Thursday, October 9, 2008
(Updated 5:48 am)

GREENSBORO - PART's regional commuter network is growing so fast that it is asking leaders across the region to help it buy four new buses.

The group's board of directors agreed to buy the buses Wednesday if the Triad's six metropolitan and regional planning organizations cover the $1.5 million price tag.

The buses would augment a half dozen already on order by the transit agency, a partnership of 10 counties across the region.

"We want to expand (service) to all our 10 individual partners," said Brent McKinney, the executive director of PART, which stands for Piedmont Authority for Regional Transportation. "We're saying, 'Give us some money so we can go to work for you.'"

PART will use its own money for the first six buses. It gets revenue from commuter fares and from local taxes on such services as car rentals.

Money for the additional buses would come from federal grants allotted to each of the planning groups to fight pollution from traffic congestion.

Those groups supervise transportation projects in different parts of the region and include separate city-focused groups in Greensboro, High Point, Burlington and Winston-Salem, and their regional counterparts for the Piedmont Triad and Northwest Piedmont.

Some already have used significant parts of their congestion grants, but all have amounts ranging from $224,000 to $4.1 million that they have not decided how to use.
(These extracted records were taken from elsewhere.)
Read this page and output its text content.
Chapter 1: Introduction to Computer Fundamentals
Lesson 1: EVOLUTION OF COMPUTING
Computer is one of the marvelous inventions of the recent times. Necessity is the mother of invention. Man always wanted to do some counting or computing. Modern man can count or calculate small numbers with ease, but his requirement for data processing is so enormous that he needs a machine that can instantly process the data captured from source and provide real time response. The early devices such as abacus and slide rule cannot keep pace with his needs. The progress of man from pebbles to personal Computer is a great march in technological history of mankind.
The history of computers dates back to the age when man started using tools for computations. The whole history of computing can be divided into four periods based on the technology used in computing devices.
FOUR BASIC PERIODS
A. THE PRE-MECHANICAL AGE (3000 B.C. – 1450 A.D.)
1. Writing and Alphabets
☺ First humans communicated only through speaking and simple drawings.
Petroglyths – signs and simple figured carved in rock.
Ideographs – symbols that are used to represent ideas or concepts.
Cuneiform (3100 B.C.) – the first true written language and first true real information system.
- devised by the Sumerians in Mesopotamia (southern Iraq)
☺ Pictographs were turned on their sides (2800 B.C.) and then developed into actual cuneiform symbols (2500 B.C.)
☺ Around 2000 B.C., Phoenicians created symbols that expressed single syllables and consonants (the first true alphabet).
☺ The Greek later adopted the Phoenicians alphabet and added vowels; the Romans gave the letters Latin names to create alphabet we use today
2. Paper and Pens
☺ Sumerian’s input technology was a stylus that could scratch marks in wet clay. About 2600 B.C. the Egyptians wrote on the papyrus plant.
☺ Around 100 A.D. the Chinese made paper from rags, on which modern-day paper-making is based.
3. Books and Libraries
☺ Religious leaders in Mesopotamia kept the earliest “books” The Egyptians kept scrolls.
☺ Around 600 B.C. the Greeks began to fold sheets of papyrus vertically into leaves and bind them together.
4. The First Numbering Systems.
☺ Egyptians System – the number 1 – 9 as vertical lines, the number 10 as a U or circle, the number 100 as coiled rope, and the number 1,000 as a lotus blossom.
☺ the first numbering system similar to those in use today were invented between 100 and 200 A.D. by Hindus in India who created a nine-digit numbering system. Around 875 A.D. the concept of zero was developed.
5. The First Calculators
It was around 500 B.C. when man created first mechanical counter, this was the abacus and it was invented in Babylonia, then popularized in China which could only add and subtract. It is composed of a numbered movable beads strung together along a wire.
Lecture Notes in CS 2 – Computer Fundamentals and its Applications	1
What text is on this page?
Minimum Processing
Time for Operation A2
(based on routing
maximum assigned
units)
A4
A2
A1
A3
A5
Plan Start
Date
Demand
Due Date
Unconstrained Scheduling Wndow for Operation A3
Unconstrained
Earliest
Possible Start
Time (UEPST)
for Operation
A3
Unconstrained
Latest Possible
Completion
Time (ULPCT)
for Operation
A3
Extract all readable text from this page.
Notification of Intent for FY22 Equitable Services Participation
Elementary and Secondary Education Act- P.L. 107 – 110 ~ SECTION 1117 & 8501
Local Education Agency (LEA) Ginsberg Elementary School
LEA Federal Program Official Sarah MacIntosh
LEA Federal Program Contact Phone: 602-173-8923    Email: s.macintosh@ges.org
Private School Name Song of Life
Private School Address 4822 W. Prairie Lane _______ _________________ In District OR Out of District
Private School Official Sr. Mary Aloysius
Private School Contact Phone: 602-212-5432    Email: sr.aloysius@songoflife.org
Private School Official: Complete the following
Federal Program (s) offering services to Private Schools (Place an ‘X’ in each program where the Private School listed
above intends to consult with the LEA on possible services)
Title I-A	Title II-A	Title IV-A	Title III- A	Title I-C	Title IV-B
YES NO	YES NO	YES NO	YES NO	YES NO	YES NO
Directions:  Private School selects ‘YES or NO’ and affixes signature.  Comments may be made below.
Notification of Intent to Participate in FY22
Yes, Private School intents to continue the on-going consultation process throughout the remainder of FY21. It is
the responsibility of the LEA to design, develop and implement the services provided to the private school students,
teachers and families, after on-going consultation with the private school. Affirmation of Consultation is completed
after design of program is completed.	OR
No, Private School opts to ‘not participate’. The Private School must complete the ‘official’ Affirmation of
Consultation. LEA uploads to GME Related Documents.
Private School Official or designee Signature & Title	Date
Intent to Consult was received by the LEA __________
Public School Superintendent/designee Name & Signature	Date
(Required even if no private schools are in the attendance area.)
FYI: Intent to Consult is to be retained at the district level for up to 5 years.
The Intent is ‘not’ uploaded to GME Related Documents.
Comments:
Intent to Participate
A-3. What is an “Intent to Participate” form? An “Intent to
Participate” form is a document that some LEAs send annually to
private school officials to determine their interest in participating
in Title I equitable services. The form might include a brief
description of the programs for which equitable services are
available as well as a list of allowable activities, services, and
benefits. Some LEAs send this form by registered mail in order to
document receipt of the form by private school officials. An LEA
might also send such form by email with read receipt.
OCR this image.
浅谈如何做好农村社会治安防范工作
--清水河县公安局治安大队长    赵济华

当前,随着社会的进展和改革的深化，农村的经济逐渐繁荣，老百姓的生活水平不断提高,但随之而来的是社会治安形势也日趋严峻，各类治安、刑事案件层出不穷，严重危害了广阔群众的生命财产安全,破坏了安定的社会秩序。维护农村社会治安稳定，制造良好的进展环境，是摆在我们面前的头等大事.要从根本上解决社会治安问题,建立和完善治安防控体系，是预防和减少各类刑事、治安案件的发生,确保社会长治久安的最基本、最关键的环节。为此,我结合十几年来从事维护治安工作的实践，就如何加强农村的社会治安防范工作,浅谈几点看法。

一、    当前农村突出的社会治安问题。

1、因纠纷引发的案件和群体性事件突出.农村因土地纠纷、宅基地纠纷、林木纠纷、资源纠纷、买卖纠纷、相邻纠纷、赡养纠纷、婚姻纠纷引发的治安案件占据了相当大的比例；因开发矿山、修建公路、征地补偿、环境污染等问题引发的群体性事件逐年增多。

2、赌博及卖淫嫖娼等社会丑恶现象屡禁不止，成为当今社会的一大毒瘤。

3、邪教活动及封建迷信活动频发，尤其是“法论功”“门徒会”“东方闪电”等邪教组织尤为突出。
PART hopes each group will contribute a share of that to the regional bus network, which provides service from outlying park-and-ride lots and between the Triad's various city-run bus systems.

Like many transit agencies in an era of high gas prices, PART has seen a ridership boom.

In addition, in recent months, it started commuter bus service to Davidson and Randolph counties. And it begins express routes Oct. 13 in Stokes County and Oct. 27 in Yadkin County.

In coming months, McKinney said, he hopes to begin serving Davie County and Mocksville, start another commuter route south on U.S. 421 to Julian and Liberty, and provide more service along N.C. 68 and to Alamance County.

PART can do some of that with the six buses already on order, but not all, he said.

The Greensboro Metropolitan Planning Organization is using part of its $8.6 million congestion-fighting allotment for such projects as upgrading its traffic-signal system and operating the HEAT program that provides bus service to the city's college and university students.

It has $1.9 million remaining, but the local MPO has tentatively decided to use that to expand Greensboro Transit Authority's evening bus service, said Tyler Meyer, Greensboro's chief transportation planner.

Meyer said the city MPO could revisit its informal agreement to allocate all $1.9 million to GTA or perhaps find money elsewhere to help PART.

In other action, the PART board voted Wednesday to increase the fee for its monthly commuter pass from $50 to $60, a move expected to raise about $84,000.

The increase will take effect Jan. 1 . It should be enough to pay for about one month's fuel for PART's fleet of commuter buses, McKinney said. The pass allows commuters an unlimited number of rides on PART buses for four weeks.

When it takes effect, the pass would still give commuters riding PART to and from work each day a 25 percent discount from the standard, one-way fare of $2.